Section 9.3: Regression
- Identify the sample residuals / errors
\[e = y - \widehat{y} = y - (b_{0} + b_{1} x)\] from a regression of \(y\) on \(x\) (aka from predicting a response \(y\) using a predictor \(x\)).
- Describe and interpret a residual plot of \(e\) versus \(x\) or equivalently of \(e\) versus \(\widehat{y}\).
Section 9.4: Variation and Prediction Intervals
- Give two equivalent definitions of the coefficient of determination, aka \(R^{2}\), aka R-sq.
- State the common (though erroneous) way to use \(R^{2}\) as a way to evaluate a simple linear regression model.
- Relate the coefficient of determination to the sample linear correlation coefficient \(r_{xy}\).
Chapter 9 (Additional Handout): Assumptions, Diagnostics, and Inferences for the Simple Linear Regression Model with Normal Errors
Link to Handout
- Identify the five main assumptions of the simple linear regression model with normal residuals.

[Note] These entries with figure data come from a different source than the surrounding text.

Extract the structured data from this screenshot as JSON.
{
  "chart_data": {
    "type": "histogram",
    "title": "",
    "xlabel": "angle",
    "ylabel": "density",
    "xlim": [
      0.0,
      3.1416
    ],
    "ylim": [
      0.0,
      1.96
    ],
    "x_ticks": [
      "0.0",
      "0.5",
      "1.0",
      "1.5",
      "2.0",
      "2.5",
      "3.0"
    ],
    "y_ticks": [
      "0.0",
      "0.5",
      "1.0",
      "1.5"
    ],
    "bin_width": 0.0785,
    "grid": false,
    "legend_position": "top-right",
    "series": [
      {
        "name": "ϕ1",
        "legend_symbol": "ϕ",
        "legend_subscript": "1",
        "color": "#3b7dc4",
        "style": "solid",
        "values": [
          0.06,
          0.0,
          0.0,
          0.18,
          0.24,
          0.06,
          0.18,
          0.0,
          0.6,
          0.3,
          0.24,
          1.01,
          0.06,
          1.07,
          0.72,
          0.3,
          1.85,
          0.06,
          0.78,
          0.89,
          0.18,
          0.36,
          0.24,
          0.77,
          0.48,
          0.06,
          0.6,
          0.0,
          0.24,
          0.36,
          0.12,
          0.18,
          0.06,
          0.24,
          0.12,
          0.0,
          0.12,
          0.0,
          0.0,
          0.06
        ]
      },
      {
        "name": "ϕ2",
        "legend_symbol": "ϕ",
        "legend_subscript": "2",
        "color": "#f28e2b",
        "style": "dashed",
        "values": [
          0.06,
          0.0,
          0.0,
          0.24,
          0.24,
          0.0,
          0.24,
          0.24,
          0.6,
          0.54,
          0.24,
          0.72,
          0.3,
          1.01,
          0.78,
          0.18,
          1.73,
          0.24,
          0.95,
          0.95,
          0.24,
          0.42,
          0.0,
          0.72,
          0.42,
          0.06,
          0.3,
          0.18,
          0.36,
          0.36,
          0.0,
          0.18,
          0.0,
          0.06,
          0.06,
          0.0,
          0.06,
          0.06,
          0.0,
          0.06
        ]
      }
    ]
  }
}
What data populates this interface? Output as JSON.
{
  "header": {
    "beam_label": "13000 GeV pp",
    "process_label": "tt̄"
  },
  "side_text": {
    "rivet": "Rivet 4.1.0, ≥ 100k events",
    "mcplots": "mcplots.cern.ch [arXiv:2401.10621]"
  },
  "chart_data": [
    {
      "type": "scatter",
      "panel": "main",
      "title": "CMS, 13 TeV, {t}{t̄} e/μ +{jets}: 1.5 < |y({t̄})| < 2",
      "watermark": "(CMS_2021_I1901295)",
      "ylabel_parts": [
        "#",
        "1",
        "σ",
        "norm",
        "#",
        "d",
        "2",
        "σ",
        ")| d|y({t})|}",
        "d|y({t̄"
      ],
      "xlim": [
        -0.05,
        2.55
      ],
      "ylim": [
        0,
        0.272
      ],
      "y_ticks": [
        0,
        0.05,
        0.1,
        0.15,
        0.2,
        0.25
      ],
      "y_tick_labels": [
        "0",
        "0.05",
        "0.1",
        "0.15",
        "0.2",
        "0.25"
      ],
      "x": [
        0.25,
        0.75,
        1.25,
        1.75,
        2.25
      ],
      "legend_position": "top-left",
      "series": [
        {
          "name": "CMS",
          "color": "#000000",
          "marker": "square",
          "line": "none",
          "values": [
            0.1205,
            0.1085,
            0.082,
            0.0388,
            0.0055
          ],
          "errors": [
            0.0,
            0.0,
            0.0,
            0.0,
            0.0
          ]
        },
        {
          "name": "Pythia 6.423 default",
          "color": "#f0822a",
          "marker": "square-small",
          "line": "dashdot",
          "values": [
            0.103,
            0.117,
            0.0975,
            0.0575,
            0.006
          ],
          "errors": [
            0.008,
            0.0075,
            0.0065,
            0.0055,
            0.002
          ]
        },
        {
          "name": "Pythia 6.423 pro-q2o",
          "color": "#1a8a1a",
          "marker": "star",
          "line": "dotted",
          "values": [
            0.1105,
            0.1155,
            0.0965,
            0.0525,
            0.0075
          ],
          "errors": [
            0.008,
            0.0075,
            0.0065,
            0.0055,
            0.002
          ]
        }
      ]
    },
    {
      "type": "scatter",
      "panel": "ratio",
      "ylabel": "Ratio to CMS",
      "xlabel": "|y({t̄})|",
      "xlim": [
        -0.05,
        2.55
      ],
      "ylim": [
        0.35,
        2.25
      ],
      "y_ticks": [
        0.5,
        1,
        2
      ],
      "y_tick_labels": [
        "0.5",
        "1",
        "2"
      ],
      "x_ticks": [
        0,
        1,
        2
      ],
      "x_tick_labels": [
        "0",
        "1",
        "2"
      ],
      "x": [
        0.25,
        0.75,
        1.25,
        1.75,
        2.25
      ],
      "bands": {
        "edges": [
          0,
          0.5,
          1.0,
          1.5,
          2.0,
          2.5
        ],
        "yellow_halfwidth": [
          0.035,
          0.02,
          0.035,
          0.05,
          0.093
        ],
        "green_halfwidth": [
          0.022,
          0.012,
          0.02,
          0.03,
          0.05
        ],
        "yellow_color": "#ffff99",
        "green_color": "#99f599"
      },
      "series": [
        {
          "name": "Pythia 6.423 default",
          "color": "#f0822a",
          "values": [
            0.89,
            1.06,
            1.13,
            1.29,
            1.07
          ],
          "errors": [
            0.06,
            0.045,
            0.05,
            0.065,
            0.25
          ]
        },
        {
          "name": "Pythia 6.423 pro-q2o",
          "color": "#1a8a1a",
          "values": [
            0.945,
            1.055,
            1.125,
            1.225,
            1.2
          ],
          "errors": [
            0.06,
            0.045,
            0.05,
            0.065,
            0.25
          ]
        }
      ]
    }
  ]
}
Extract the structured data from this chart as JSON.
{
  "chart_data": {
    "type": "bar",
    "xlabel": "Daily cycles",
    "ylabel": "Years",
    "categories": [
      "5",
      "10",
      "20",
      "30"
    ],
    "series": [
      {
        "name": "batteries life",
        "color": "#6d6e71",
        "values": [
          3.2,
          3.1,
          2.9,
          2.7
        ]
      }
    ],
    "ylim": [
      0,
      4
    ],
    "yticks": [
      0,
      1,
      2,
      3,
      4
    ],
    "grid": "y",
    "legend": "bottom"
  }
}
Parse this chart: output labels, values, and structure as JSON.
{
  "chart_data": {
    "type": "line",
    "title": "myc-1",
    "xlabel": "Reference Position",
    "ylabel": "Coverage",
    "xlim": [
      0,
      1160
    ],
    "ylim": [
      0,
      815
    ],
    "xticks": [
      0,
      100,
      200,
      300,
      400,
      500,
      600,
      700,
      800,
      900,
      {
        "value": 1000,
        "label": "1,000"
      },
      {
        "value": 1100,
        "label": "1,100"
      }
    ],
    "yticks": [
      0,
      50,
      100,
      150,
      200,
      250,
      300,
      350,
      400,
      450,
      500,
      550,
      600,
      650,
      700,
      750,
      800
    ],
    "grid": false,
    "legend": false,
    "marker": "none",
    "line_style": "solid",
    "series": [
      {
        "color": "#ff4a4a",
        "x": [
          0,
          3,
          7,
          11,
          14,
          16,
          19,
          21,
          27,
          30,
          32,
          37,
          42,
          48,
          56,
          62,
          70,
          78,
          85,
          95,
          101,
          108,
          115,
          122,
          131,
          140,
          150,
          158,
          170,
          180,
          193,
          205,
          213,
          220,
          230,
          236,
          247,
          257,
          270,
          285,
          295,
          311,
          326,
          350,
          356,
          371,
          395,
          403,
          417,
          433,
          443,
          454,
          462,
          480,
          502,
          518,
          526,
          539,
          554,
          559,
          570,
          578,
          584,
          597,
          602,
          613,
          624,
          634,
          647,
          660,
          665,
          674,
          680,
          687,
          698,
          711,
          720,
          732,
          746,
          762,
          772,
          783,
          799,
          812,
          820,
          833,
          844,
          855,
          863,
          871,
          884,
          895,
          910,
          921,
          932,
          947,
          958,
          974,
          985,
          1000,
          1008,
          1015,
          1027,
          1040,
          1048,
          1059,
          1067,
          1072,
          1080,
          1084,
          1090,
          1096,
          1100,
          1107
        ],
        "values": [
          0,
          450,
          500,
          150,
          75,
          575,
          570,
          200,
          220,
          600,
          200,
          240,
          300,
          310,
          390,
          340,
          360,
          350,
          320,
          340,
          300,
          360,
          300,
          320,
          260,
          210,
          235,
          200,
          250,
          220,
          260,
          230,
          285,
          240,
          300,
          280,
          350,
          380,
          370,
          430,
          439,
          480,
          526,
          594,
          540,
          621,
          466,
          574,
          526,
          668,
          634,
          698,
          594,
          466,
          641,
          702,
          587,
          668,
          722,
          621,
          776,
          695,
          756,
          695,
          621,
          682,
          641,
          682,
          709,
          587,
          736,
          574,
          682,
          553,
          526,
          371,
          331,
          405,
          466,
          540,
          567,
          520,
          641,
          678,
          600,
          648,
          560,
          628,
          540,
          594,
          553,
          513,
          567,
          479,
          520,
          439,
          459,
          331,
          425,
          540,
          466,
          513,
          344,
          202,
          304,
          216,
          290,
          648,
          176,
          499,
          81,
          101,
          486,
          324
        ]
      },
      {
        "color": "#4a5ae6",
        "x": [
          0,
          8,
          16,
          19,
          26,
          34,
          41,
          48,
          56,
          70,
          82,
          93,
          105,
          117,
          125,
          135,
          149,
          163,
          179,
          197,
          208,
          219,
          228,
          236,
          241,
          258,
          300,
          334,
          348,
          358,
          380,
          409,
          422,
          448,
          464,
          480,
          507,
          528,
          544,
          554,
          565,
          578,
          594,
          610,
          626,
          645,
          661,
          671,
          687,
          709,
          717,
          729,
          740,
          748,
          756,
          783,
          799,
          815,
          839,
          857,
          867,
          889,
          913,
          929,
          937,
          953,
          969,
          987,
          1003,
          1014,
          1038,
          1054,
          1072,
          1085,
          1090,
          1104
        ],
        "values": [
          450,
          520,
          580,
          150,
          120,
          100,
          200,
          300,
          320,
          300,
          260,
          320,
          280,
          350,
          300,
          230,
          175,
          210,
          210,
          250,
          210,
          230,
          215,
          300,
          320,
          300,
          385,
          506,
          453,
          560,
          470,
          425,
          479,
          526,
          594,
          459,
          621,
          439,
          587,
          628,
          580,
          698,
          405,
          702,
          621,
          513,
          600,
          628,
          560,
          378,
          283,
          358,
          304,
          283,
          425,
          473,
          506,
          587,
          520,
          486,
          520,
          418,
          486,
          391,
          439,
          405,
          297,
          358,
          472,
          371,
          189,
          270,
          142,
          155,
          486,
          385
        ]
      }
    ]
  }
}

- Explain what the above assumptions indicate about how the true errors / residuals \(\epsilon_{i}\) should look when the simple linear regression model with normal residuals is appropriate.
- Use the diagnostic plots generated by Minitab, like the ones below, to determine whether the simple linear regression model with normal residuals is appropriate for the paired data under consideration.
- Interpret the standard errors for the estimators \(b_{0}\) and \(b_{1}\) reported by Minitab in terms of margins of error. Minitab calls the standard errors SE Coef.
- Identify the hypothesis tests associated with the \(P\)-values reported by Minitab.
- Interpret the P-values reported by Minitab in terms of hypothesis tests for the population intercept \(\beta_{0}\) and slope \(\beta_{1}\).